Find the critical values by setting the first derivative equal to zero and solving for the x values. Find the derivative using the quotient rule.

`f'(x)=[(x^2-x+1)(1)-x(2x-1)]/(x^2-x+1)^2=0`

`x^2-x+1-2x^2+x=0`

`-x^2+1=0`

`x^2=1`

`x=+-sqrt(1)`

`x=+-1`

The critical values are x=1 and x=-1. Substitute the critical values and the endpoints of the interval [0, 3] in to the original f(x) function. Do NOT substitute in the x=-1 because it is not in the given interval [0, 3].

f(0)=0

f(1)=1

f(3)=3/7

Evaluate the f(x) values to determine the absolute maximum and absolute minimum.

The **absolute maximum** occurs at the coordinate **(1, 1)**.

The **absolute minimum** occurs at the coordinate **(0, 0)**.

`f(x)=x/(x^2-x+1)`

differentiating by applying quotient rule,

`f'(x)=((x^2-x+1)-x(2x-1))/(x^2-x+1)^2`

`f'(x)=(x^2-x+1-2x^2+x)/(x^2-x+1)^2`

`f'(x)=(-x^2+1)/(x^2-x+1)^2`

Now to find the absolute extrema of the function , that is continuous on a closed interval, we have to find the critical numbers that are in the interval and evaluate the function at the endpoints and at the critical numbers.

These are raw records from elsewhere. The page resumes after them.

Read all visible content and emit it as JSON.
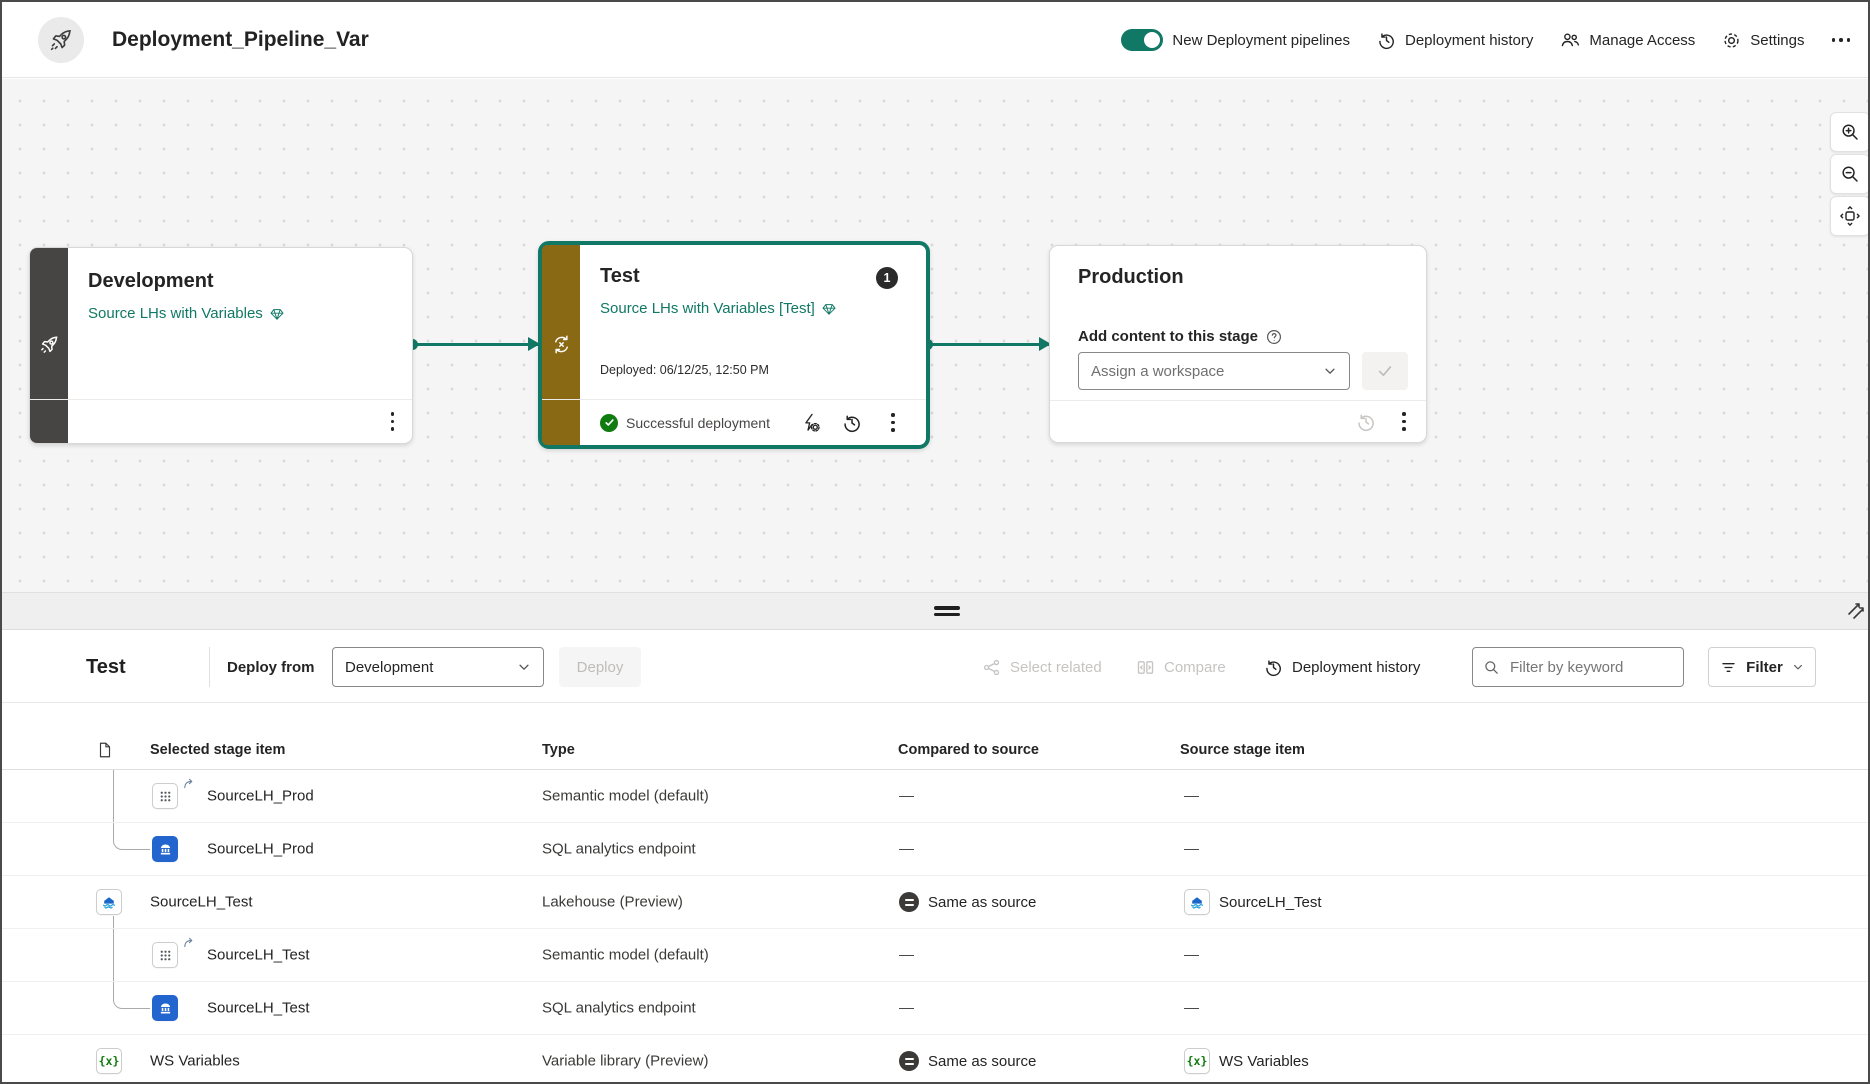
{
  "header": {
    "title": "Deployment_Pipeline_Var",
    "toggle_label": "New Deployment pipelines",
    "history": "Deployment history",
    "manage_access": "Manage Access",
    "settings": "Settings"
  },
  "stages": {
    "development": {
      "name": "Development",
      "workspace": "Source LHs with Variables"
    },
    "test": {
      "name": "Test",
      "workspace": "Source LHs with Variables [Test]",
      "badge": "1",
      "deployed": "Deployed: 06/12/25, 12:50 PM",
      "status": "Successful deployment"
    },
    "production": {
      "name": "Production",
      "add_label": "Add content to this stage",
      "assign_placeholder": "Assign a workspace"
    }
  },
  "panel": {
    "title": "Test",
    "deploy_from_label": "Deploy from",
    "deploy_from_value": "Development",
    "deploy_button": "Deploy",
    "select_related": "Select related",
    "compare": "Compare",
    "history": "Deployment history",
    "search_placeholder": "Filter by keyword",
    "filter": "Filter"
  },
  "table": {
    "h_selected": "Selected stage item",
    "h_type": "Type",
    "h_compared": "Compared to source",
    "h_source": "Source stage item",
    "rows": [
      {
        "name": "SourceLH_Prod",
        "type": "Semantic model (default)",
        "compared": "—",
        "source": "—"
      },
      {
        "name": "SourceLH_Prod",
        "type": "SQL analytics endpoint",
        "compared": "—",
        "source": "—"
      },
      {
        "name": "SourceLH_Test",
        "type": "Lakehouse (Preview)",
        "compared": "Same as source",
        "source": "SourceLH_Test"
      },
      {
        "name": "SourceLH_Test",
        "type": "Semantic model (default)",
        "compared": "—",
        "source": "—"
      },
      {
        "name": "SourceLH_Test",
        "type": "SQL analytics endpoint",
        "compared": "—",
        "source": "—"
      },
      {
        "name": "WS Variables",
        "type": "Variable library (Preview)",
        "compared": "Same as source",
        "source": "WS Variables"
      }
    ]
  },
  "colors": {
    "accent": "#117865",
    "stage_gold": "#8a6914",
    "stage_gray": "#474544",
    "success": "#107c10"
  }
}
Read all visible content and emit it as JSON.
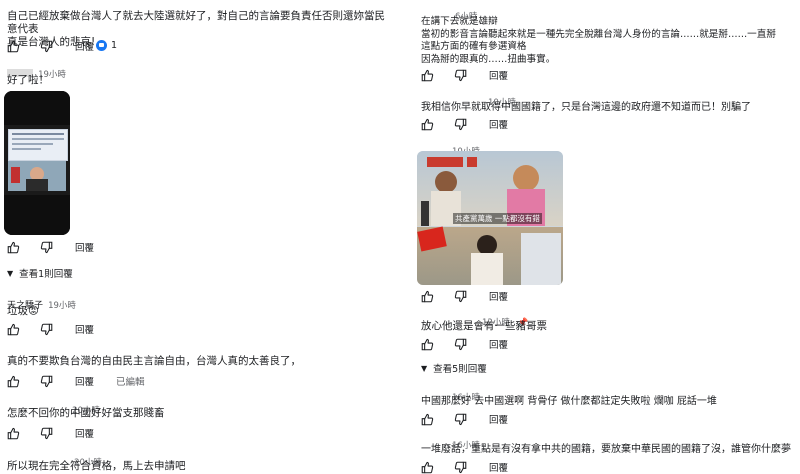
{
  "left": {
    "c1": {
      "text": "自己已經放棄做台灣人了就去大陸選就好了，對自己的言論要負責任否則還妳當民意代表\n真是台灣人的悲哀!",
      "likes": "1"
    },
    "c2": {
      "time": "19小時",
      "text": "好了啦！",
      "replies_label": "查看1則回覆"
    },
    "c3": {
      "name": "天之驕子",
      "time": "19小時",
      "text": "垃圾😡"
    },
    "c4": {
      "text": "真的不要欺負台灣的自由民主言論自由，台灣人真的太善良了，",
      "edited": "已編輯"
    },
    "c5": {
      "time": "20小時",
      "text": "怎麼不回你的中國好好當支那賤畜"
    },
    "c6": {
      "time": "20小時",
      "text": "所以現在完全符合資格，馬上去申請吧"
    }
  },
  "right": {
    "r1": {
      "time": "6小時",
      "text": "在講下去就是雄辯\n當初的影音言論聽起來就是一種先完全脫離台灣人身份的言論……就是掰……一直掰\n這點方面的確有參選資格\n因為掰的跟真的……扭曲事實。"
    },
    "r2": {
      "time": "10小時",
      "text": "我相信你早就取得中國國籍了，只是台灣這邊的政府還不知道而已！別騙了"
    },
    "r3": {
      "time": "10小時",
      "caption": "共產黨萬歲 一點都沒有錯"
    },
    "r4": {
      "time": "12小時",
      "text": "放心他還是會有一些豬哥票",
      "replies_label": "查看5則回覆"
    },
    "r5": {
      "time": "16小時",
      "text": "中國那麼好 去中國選啊 背骨仔 做什麼都註定失敗啦 爛咖 屁話一堆"
    },
    "r6": {
      "time": "16小時",
      "text": "一堆廢話，重點是有沒有拿中共的國籍，要放棄中華民國的國籍了沒，誰管你什麼夢"
    }
  },
  "reply_label": "回覆",
  "colors": {
    "accent": "#1877f2",
    "muted": "#65676b",
    "text": "#1c1e21"
  }
}
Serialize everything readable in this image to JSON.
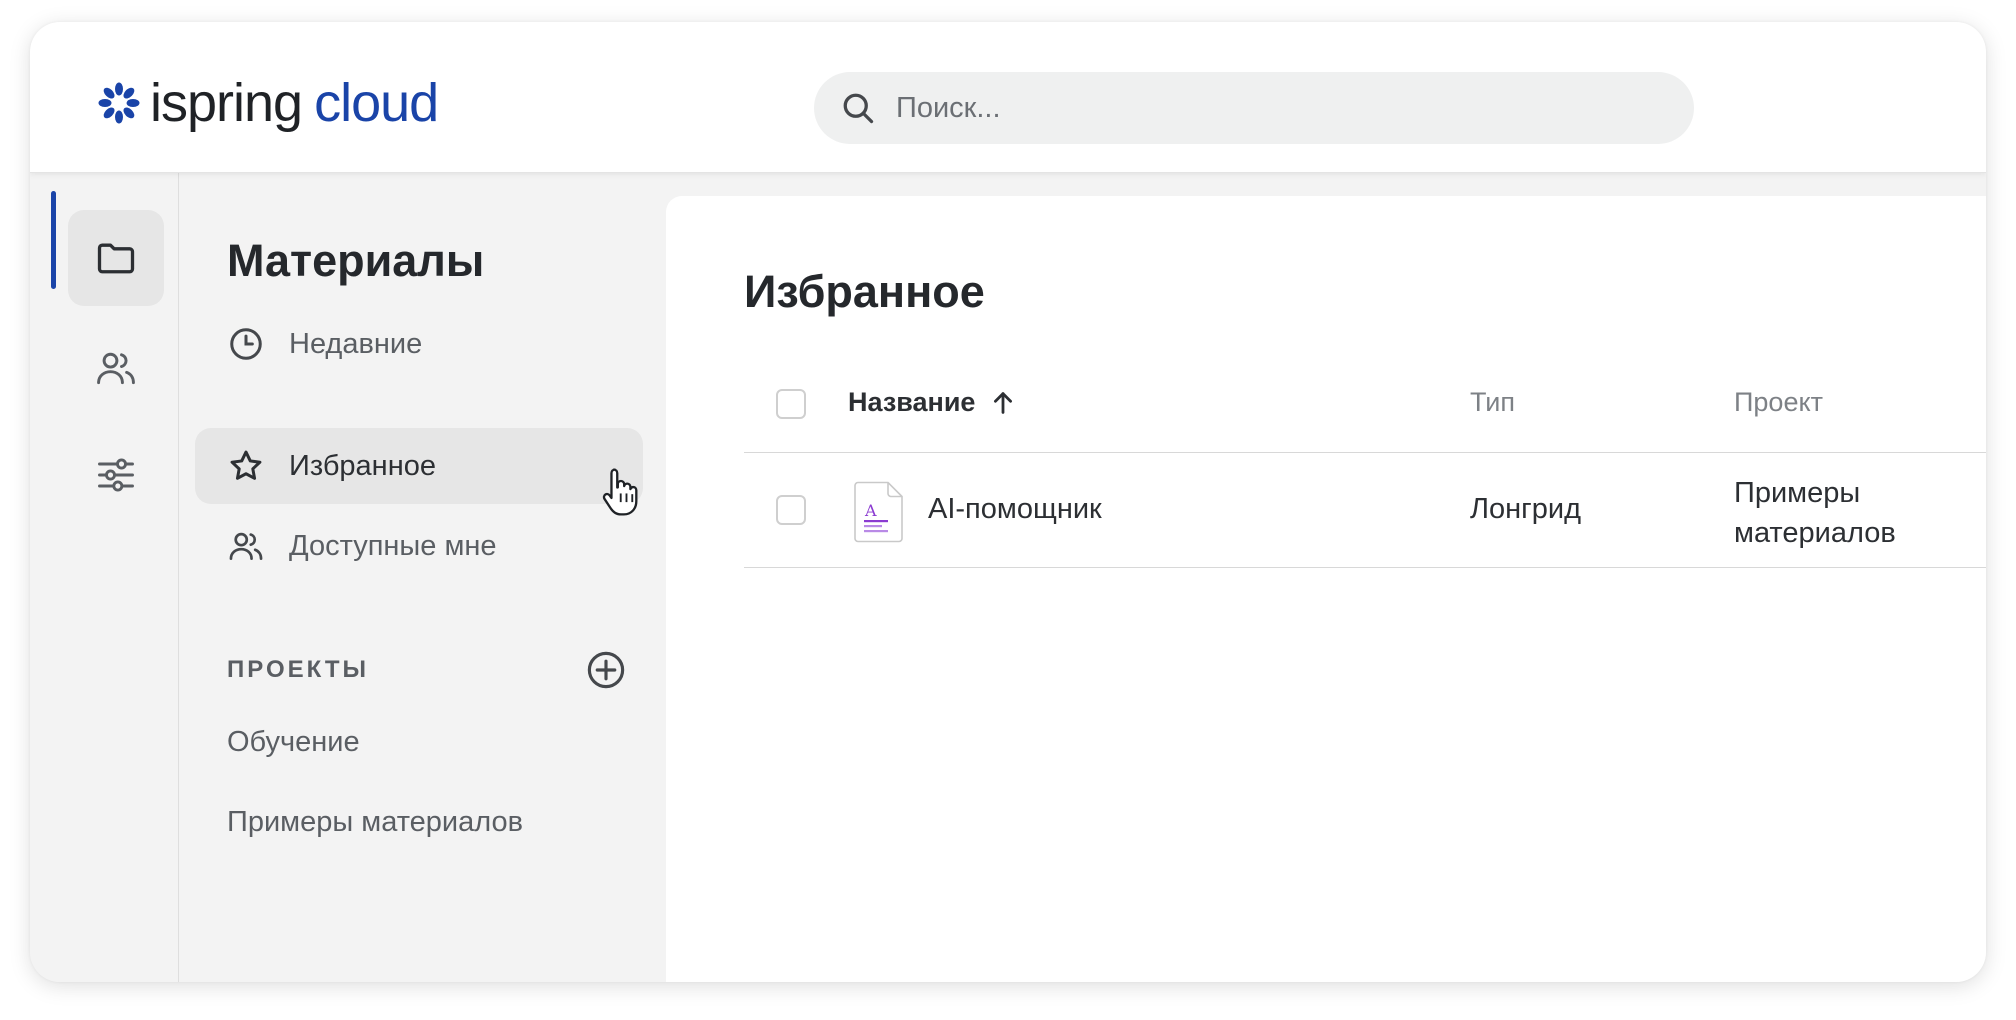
{
  "brand": {
    "part1": "ispring",
    "part2": "cloud",
    "accent": "#1a44a8"
  },
  "search": {
    "placeholder": "Поиск..."
  },
  "rail": {
    "items": [
      {
        "icon": "folder-icon",
        "active": true
      },
      {
        "icon": "users-icon",
        "active": false
      },
      {
        "icon": "sliders-icon",
        "active": false
      }
    ]
  },
  "sidebar": {
    "title": "Материалы",
    "nav": [
      {
        "label": "Недавние",
        "icon": "clock-icon"
      },
      {
        "label": "Избранное",
        "icon": "star-icon",
        "active": true
      },
      {
        "label": "Доступные мне",
        "icon": "users-icon"
      }
    ],
    "projects_title": "ПРОЕКТЫ",
    "projects": [
      "Обучение",
      "Примеры материалов"
    ]
  },
  "main": {
    "title": "Избранное",
    "table": {
      "columns": {
        "name": "Название",
        "type": "Тип",
        "project": "Проект"
      },
      "sort": {
        "column": "name",
        "direction": "asc"
      },
      "rows": [
        {
          "name": "AI-помощник",
          "type": "Лонгрид",
          "project": "Примеры материалов",
          "icon": "longread-file-icon"
        }
      ]
    }
  }
}
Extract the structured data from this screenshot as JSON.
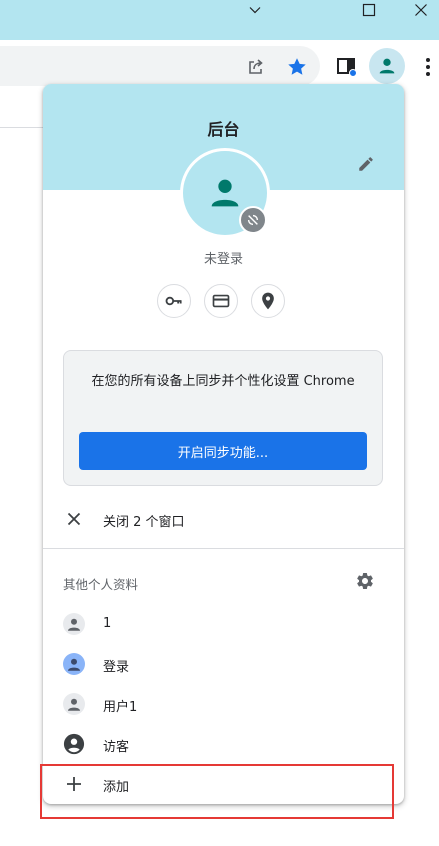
{
  "browser": {
    "window_controls": [
      "chevron-down-icon",
      "maximize-icon",
      "close-icon"
    ],
    "toolbar_icons": [
      "share-icon",
      "bookmark-star-icon",
      "side-panel-icon",
      "profile-avatar-icon",
      "more-vert-icon"
    ],
    "accent_color": "#1a73e8",
    "star_color": "#1a73e8"
  },
  "profile_menu": {
    "name": "后台",
    "status": "未登录",
    "quick_actions": [
      "key-icon",
      "credit-card-icon",
      "location-pin-icon"
    ],
    "sync_prompt": "在您的所有设备上同步并个性化设置 Chrome",
    "sync_button": "开启同步功能...",
    "close_windows": "关闭 2 个窗口",
    "other_profiles_title": "其他个人资料",
    "profiles": [
      {
        "label": "1",
        "icon": "person-icon"
      },
      {
        "label": "登录",
        "icon": "person-icon"
      },
      {
        "label": "用户1",
        "icon": "person-icon"
      },
      {
        "label": "访客",
        "icon": "guest-icon"
      }
    ],
    "add_label": "添加",
    "header_color": "#b3e5f0",
    "highlight_color": "#e53935"
  }
}
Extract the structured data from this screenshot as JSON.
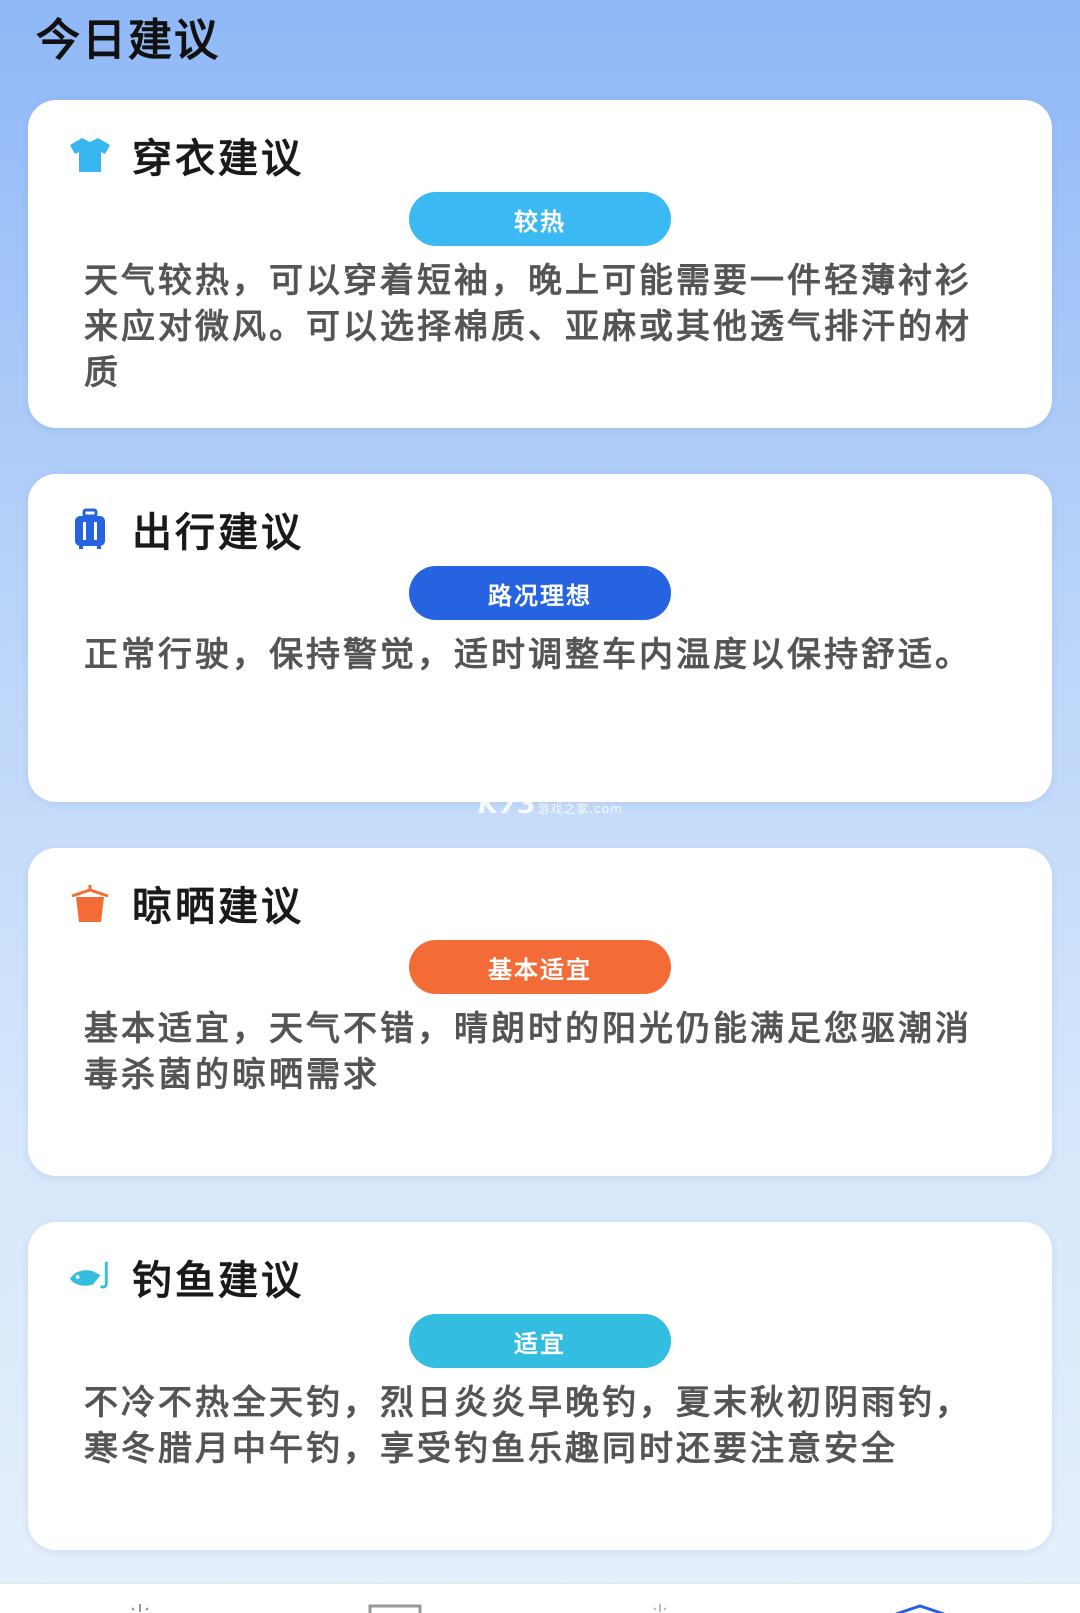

Now to find the critical numbers, solve for x for f'(x)=0.

`(-x^2+1)/(x^2-x+1)^2=0`

`-x^2+1=0`

`x^2=1`

`x=1 , -1`

Since -1 is not in the interval (0,3) , so we have to evaluate f(x) at 1,0 and 3.

`f(0)=0`

`f(3)=3/(3^2-3+1)=3/7`

`f(1)=1`

So the function has **absolute maximum=1 at x=1**

**Function has absolute minimum=0 at x=0**